Ajoutez à ça que dans mon meublé, j’ai été généreusement dotée par mes propriétaires (elle est néo-zélandaise et lui est américain, tout un programme gastronomique !) d’une minuscule casserole en alu (à peine si je peux y faire cuire une portion de pâtes), une mini-cocotte toujours en aluminium sans couvercle (j’utilise une poêle comme couvercle, pratique), et deux poêles en fonte d’au-moins 27 kg chacune (dont le manche de l’une a une fâcheuse tendance à se dévisser, j’angoisse à chaque fois à l’idée de me la prendre sur les pieds). J’avais comme objectif de n’acheter que le strict nécessaire dans cette maison puisque je ne vais pas y faire ma vie, et aussi parce que c’est bon de savoir se contenter de ce qu’on a. Mais là, je craque, et pour moi strict nécessaire veut aussi dire batterie de casseroles (avec couvercles !), poêles, doseur et plats divers (à gratin, à tarte, etc. Mmmm !). Quand j'aurai tout ça, je retournerai faire les courses, et on va voir ce qu’on va voir, non mais !

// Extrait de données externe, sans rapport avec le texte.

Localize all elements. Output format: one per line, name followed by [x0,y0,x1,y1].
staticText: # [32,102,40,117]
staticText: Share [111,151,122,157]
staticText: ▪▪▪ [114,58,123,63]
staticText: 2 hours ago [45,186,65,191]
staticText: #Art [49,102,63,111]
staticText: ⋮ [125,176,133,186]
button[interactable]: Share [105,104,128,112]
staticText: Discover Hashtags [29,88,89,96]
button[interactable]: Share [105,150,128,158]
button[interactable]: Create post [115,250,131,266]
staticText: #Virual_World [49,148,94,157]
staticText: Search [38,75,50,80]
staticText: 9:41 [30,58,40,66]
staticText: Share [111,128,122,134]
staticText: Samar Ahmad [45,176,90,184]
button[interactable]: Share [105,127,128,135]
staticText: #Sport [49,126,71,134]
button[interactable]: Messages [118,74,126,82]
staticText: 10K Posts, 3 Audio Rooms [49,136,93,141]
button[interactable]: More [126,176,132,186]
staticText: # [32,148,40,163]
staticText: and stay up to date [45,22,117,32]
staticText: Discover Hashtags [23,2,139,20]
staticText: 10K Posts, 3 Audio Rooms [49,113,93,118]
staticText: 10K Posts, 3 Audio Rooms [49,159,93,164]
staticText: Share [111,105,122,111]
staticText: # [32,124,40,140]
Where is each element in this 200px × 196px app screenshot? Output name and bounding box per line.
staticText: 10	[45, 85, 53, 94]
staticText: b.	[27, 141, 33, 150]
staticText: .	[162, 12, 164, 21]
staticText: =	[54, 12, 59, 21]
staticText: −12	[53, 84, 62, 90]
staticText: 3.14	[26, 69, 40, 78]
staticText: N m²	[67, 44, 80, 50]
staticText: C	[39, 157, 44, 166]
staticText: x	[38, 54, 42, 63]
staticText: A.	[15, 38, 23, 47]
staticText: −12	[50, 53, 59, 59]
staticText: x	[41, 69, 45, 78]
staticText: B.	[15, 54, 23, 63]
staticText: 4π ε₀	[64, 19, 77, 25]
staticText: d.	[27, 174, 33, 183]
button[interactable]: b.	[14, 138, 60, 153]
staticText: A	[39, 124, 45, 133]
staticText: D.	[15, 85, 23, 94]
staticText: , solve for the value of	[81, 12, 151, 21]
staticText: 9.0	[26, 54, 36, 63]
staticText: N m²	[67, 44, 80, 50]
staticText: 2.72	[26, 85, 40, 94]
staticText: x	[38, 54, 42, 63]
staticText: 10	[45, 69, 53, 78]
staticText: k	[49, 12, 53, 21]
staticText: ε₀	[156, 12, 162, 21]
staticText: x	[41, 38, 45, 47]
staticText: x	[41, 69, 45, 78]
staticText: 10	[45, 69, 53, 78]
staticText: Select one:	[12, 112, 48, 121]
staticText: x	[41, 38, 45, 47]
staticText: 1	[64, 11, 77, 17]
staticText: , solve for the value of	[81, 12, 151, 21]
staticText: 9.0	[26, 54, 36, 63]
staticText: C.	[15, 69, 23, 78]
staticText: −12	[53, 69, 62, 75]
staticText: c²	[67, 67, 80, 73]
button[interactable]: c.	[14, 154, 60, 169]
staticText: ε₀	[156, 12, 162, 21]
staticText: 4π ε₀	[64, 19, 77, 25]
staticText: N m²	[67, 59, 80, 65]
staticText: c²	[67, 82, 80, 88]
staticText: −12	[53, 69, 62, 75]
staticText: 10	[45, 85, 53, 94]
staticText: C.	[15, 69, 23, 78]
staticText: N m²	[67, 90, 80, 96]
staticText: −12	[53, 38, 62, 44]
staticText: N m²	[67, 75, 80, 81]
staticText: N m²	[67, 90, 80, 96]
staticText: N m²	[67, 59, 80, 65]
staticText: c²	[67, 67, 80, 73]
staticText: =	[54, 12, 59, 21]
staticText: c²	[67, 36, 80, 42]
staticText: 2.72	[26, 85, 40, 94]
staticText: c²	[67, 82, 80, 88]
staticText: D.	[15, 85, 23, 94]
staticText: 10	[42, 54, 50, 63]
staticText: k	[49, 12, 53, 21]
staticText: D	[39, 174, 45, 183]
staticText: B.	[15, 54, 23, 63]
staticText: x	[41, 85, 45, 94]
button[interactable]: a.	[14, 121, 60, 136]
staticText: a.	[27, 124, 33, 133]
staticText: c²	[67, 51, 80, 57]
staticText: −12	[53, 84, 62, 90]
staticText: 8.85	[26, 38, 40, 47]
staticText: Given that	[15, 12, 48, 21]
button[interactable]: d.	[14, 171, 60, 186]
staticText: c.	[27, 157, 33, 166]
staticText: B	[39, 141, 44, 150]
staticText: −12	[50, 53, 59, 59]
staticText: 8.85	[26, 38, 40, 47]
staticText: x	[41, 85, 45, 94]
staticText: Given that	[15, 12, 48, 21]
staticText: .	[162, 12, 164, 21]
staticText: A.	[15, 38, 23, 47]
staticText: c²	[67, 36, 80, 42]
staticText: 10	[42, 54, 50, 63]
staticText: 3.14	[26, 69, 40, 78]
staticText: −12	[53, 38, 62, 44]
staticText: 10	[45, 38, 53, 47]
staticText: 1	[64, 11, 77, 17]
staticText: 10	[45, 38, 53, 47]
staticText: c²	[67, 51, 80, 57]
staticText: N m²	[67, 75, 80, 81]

De toute façon, le proverbe dit : nécessité fait loi. Je ne peux décemment pas vivre sans me régaler au moins une fois par jour ! (Docteur, est-ce normal ?) C’est donc mon nouveau défi : survivre dans une terre gastronomiquement hostile ! Je peux le faire ! Hier par exemple, j’ai réussi à me préparer un délicieux plat de blettes à l’ail et à la crème (liquide). Tout n’est peut-être qu’une question d’adaptation.